Phillip Miles, a pastor from the Christ Community Church in Conway, South Carolina, was arrested in Moscow on February 3 when he was returning from a trip to the North Russian region of Perm where he was visiting a friend, also a protestant pastor. When Miles was in Russia for the last time, his friend, also a Protestant pastor, told him that he had got an American-made hunting rifle and Miles was bringing him a present - a box of 20 rifle cartridges. The ammunition travelled in the luggage and Miles said that he had no problems with the U.S. customs officers.
In Moscow things were different. Customs officers saw the cartridges as they checked Miles’ luggage on their x-ray machine and asked him what it was. He said that it was rifle ammunition and the box was confiscated and sent to the experts who established that the things were what they were supposed to be - rifle rounds.
At this point Miles was not detained yet, but allowed to continue his trip to Perm, but the police asked him to report on his way home. Miles did so and was arrested and charged with illegal transportation of ammunition and ammunition contraband.
The court sentenced him to serve three years and two months in prison, with the sentence calculated from his detention date.
Miles, dressed in a dark jacket and clerical collar, reacted calmly when the sentence was pronounced.
“I’m very disappointed.
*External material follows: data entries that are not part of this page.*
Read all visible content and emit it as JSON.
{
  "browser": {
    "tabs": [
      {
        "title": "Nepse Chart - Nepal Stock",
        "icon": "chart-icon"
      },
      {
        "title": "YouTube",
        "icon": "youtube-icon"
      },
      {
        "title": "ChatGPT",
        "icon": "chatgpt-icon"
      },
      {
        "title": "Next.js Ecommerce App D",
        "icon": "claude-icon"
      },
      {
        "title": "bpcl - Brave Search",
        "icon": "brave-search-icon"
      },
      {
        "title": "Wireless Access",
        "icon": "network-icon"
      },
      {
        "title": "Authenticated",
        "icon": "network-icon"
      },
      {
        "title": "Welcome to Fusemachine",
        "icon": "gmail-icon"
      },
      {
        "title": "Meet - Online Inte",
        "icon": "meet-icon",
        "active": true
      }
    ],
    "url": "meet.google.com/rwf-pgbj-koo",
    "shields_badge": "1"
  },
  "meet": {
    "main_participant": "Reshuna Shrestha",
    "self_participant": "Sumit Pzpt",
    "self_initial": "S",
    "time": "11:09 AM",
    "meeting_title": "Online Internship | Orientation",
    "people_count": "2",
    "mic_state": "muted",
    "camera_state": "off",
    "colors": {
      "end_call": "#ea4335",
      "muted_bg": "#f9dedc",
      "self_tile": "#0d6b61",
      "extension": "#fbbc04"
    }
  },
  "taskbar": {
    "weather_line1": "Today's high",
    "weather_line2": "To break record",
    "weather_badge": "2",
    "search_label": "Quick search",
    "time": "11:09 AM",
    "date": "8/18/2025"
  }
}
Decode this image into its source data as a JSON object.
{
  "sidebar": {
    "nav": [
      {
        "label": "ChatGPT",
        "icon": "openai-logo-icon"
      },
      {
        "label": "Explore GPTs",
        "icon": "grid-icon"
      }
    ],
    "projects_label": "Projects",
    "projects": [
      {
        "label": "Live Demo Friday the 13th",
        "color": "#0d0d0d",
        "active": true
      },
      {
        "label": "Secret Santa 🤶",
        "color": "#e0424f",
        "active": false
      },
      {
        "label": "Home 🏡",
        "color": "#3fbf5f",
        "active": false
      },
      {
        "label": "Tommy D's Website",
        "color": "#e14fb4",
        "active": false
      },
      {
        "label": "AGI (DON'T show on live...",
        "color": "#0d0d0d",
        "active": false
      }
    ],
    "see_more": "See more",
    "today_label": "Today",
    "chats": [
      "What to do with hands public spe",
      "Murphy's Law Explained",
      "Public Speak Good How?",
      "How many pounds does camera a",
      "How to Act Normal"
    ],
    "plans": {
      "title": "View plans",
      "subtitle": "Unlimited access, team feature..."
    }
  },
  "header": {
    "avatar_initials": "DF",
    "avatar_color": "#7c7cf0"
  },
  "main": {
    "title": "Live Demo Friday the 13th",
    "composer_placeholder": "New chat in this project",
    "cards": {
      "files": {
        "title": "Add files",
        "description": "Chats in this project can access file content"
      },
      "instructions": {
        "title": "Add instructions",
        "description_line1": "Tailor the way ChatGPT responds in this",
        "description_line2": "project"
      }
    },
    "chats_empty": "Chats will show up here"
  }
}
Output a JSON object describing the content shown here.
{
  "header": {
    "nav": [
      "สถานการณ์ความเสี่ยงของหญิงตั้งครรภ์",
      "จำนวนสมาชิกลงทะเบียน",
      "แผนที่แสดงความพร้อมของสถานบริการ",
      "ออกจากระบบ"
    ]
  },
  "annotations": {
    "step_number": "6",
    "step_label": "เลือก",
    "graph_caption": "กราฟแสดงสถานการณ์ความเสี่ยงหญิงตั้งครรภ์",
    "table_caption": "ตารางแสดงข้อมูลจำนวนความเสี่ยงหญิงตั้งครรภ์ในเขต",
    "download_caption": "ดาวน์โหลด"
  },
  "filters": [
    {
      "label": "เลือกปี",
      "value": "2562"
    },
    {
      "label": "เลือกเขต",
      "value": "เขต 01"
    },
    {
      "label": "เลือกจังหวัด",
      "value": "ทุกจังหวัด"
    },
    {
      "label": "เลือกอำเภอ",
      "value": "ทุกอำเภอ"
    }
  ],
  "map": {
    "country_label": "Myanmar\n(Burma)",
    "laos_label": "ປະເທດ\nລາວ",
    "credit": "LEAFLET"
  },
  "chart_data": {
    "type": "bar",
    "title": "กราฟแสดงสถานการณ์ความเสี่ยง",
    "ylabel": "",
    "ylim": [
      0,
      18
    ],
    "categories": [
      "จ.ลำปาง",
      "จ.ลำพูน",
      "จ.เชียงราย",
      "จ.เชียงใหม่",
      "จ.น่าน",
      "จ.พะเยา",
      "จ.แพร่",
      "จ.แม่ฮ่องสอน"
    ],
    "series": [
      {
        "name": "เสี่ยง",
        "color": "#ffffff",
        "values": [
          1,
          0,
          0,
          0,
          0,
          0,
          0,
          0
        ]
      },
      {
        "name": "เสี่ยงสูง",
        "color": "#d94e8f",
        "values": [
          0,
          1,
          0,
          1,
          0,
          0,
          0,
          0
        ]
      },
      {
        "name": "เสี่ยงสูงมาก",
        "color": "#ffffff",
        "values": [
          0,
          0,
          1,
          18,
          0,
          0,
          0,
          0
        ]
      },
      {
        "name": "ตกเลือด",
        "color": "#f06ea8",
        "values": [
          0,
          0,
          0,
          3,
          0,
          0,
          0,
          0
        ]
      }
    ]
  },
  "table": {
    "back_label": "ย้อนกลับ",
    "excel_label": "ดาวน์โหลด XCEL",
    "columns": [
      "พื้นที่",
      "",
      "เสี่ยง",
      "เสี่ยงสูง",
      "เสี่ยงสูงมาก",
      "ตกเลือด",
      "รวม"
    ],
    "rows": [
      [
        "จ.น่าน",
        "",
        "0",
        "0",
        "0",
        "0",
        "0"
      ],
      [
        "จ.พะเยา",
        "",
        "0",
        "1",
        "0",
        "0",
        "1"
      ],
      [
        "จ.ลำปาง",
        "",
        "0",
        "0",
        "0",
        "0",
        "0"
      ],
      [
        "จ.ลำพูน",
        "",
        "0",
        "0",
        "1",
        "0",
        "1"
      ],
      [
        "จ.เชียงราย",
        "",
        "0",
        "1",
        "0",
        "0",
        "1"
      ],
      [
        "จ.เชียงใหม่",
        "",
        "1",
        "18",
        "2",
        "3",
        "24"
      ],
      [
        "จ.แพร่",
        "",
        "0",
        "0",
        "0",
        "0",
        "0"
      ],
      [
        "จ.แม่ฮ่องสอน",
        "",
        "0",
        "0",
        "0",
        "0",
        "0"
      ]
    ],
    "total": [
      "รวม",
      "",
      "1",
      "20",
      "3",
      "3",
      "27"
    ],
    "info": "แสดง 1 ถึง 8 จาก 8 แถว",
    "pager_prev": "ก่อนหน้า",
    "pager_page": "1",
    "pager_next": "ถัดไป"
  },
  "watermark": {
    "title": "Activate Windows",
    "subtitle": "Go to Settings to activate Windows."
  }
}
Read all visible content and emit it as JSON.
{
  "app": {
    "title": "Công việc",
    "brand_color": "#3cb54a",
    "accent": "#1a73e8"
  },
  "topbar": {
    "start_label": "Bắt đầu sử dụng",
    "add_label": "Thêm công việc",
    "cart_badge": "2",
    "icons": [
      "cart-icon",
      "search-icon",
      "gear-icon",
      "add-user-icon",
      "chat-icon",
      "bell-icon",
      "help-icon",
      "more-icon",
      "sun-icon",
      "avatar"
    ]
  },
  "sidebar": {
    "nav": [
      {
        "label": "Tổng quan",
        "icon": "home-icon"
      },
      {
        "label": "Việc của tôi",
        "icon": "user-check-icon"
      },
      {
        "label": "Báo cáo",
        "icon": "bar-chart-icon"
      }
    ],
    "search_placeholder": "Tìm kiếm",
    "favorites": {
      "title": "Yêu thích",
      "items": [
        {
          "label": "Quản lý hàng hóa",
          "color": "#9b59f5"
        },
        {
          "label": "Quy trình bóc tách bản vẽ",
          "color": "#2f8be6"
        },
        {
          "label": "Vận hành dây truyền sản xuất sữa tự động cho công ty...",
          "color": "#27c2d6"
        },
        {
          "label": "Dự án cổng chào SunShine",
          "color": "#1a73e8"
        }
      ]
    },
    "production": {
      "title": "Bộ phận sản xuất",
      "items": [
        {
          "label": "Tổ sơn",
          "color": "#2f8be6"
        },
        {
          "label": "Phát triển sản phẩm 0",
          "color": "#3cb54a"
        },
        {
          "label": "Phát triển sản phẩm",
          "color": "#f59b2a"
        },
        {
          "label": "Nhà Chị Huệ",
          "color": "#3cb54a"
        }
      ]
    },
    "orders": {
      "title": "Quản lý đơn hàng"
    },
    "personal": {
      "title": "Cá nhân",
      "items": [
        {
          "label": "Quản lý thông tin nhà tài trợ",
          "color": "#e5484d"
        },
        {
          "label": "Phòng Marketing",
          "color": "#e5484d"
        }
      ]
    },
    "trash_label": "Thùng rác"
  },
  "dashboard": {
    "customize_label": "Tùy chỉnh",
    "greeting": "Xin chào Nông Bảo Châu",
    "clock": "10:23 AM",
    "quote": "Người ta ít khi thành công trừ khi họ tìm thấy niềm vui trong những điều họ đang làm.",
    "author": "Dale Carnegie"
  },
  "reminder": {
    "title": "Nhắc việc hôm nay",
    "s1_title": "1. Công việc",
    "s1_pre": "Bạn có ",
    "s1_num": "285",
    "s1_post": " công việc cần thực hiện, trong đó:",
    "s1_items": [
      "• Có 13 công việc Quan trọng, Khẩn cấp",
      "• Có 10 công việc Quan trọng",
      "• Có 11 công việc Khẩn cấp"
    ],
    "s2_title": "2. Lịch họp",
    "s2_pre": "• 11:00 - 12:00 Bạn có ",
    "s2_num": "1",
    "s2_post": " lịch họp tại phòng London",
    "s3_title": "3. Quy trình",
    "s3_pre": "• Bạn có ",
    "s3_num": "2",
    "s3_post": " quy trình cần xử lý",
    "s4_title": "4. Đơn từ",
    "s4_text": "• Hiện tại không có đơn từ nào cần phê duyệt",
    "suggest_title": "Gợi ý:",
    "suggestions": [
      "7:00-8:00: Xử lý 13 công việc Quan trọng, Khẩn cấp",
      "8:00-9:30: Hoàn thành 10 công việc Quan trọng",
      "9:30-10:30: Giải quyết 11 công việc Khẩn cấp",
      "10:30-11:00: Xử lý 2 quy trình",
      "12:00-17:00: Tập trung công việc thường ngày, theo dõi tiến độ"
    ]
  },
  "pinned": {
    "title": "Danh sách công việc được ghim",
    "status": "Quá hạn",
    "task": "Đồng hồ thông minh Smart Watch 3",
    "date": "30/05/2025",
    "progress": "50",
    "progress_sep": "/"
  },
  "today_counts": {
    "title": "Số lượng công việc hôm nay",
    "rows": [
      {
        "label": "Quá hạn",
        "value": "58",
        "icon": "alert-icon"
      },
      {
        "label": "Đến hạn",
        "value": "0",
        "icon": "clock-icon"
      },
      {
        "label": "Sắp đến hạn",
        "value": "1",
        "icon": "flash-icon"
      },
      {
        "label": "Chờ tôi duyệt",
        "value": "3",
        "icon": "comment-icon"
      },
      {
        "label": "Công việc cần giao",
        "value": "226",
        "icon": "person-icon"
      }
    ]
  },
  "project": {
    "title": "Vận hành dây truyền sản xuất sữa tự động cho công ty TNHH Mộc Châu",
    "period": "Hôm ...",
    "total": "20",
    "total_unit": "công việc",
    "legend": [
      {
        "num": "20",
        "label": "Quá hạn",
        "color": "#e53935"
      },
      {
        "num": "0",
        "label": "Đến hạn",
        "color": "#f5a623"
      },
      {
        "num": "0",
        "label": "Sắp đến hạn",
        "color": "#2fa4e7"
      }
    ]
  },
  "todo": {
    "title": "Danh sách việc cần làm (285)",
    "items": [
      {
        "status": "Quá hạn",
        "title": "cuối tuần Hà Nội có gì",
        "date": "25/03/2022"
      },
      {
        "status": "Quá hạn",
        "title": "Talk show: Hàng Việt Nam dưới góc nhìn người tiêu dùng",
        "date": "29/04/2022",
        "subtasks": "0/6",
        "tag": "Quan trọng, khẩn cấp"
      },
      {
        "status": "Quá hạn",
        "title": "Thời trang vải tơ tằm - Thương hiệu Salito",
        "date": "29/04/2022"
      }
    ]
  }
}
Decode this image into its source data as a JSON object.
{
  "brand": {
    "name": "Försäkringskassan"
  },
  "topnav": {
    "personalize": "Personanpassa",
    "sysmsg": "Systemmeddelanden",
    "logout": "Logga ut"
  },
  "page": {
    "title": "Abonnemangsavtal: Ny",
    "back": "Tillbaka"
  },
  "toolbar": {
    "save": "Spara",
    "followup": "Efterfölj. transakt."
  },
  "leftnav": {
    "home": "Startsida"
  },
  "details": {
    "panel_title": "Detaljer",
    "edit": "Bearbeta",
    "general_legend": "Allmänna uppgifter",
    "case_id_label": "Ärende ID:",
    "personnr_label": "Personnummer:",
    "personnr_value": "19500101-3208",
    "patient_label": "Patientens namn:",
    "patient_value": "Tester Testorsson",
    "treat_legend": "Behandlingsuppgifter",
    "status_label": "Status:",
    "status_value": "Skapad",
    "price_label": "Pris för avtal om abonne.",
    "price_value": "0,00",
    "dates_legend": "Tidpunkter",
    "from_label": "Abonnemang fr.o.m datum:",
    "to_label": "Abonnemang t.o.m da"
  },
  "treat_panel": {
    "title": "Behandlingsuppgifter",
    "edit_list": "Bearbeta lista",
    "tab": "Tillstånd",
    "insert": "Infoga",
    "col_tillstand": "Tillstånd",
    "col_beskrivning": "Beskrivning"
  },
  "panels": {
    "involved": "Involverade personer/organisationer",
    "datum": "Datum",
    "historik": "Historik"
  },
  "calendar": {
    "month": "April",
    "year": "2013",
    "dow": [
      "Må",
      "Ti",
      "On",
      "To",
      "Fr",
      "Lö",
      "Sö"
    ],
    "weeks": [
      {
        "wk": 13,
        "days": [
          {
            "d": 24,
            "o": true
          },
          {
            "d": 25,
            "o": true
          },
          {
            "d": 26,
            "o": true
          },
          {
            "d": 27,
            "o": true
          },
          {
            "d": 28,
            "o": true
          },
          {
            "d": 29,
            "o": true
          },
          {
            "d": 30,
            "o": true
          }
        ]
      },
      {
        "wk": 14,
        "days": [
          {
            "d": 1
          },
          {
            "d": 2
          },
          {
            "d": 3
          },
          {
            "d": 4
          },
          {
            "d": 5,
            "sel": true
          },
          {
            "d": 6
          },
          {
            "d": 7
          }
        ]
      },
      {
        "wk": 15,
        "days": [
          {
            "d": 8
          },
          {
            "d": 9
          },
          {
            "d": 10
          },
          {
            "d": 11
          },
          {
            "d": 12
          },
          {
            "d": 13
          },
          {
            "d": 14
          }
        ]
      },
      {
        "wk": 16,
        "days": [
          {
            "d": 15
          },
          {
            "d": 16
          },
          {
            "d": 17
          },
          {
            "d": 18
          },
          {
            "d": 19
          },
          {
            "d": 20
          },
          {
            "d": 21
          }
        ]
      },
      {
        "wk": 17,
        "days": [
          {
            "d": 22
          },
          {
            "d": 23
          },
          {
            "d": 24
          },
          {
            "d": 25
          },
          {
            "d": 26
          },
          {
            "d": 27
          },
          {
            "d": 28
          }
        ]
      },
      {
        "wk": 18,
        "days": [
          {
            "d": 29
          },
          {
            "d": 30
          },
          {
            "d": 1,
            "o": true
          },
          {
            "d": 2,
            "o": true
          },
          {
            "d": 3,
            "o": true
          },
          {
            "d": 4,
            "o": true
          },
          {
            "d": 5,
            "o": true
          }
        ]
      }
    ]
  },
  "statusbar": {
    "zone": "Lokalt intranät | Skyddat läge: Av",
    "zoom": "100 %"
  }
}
It’s a strange sentence for one box of hunting bullets,” he said.
The judge who chaired the court session said that the information billboards in the airport contained information on items that were to be declared at the customs in Russian and in English and also in graphic images.
The defense lawyer said that while the Russian text on the billboards contained the word “ammunition,” there was no such word in the English text and the cartridges on the picture could be mistaken for firecrackers or something else. The lawyer said that he would protest the court decision.
On Tuesday a source in the United States Embassy in Russia told the RIA Novosti news agency that the embassy had urged the court to reconsider the sentence.
“The U.S. Embassy in Moscow continues to raise the issue of the Mr. Miles’s case with the Russian authorities, in support of an appeal or shortening of the prison sentence,” the agency quoted an embassy staffer as saying.
According to the Russian laws the sentence can be contested within ten days after it is pronounced.